Invité à présenter ses observations, le procureur de la République près le Tribunal de première instance de première classe de Cotonou a soulevé l’irrecevabilité de cette exception d’inconstitutionnalité qui ne porte sur la violation d’aucune loi. C’est d’ailleurs dans ce sens que la Haute juridiction rendra sa décision. La Cour se fonde en premier sur l’article 122 de la Constitution qui dispose que la Cour peut être saisie de la constitutionnalité des lois soit directement, soit par la procédure de l’exception d’inconstitutionnalité invoquée dans une affaire devant une juridiction. Ce faisant, la Cour réaffirme les deux voies alternatives possibles pour discuter la constitutionnalité d’une loi notamment la voie de l’action directe en inconstitutionnalité et la voie de l’exception d’inconstitutionnalité.
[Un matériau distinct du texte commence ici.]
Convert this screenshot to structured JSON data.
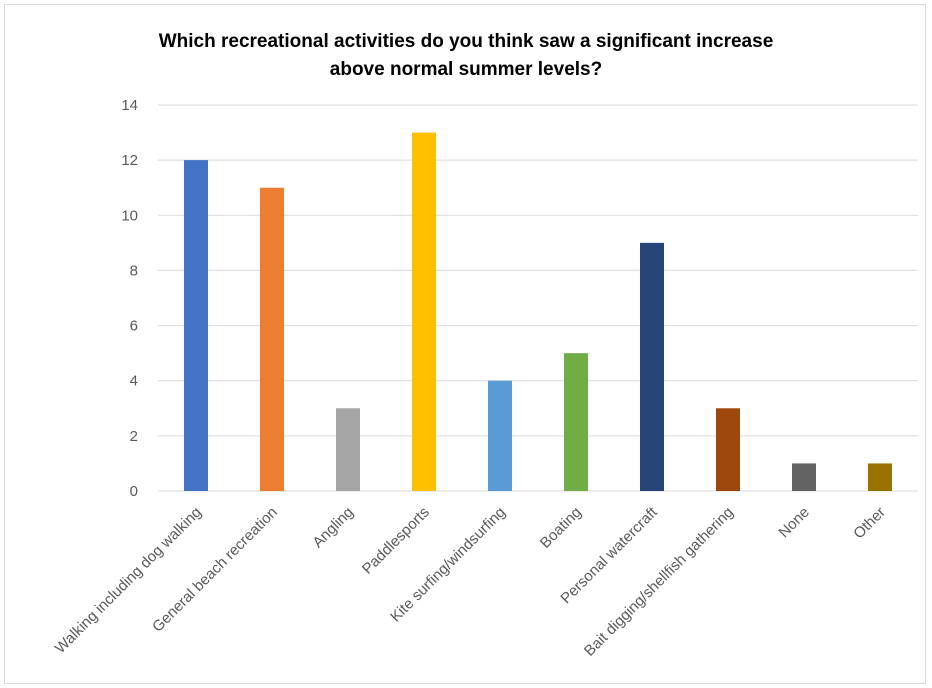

La Haute juridiction va se fonder en second lieu sur une jurisprudence constante de la Cour qui conclut à ce que l’exception d’inconstitutionnalité telle que prévue par l’article 122 de la Constitution vise à sanctionner l’inconstitutionnalité d’une loi appelée à être appliquée dans une affaire dont est saisie la juridiction, la loi étant entendue comme une disposition impersonnelle et générale adoptée par le Parlement et promulguée. Dans sa décision, la Cour fait d’ailleurs référence à de nombreuses décisions rendues en la matière de 2009 à 2017.
C’est fidèle à cette jurisprudence que la Cour a déclaré irrecevable l’exception d’inconstitutionnalité soulevée par Me Robert Dossou. Il reste ouvert pour Me Robert Dossou, la possibilité de formuler, par la voie de l’action directe en inconstitutionnalité, un recours pour violation des droits de la défense et de la présomption d’innocence. Un tel recours amènerait la Cour à se prononcer sur le fond du dossier.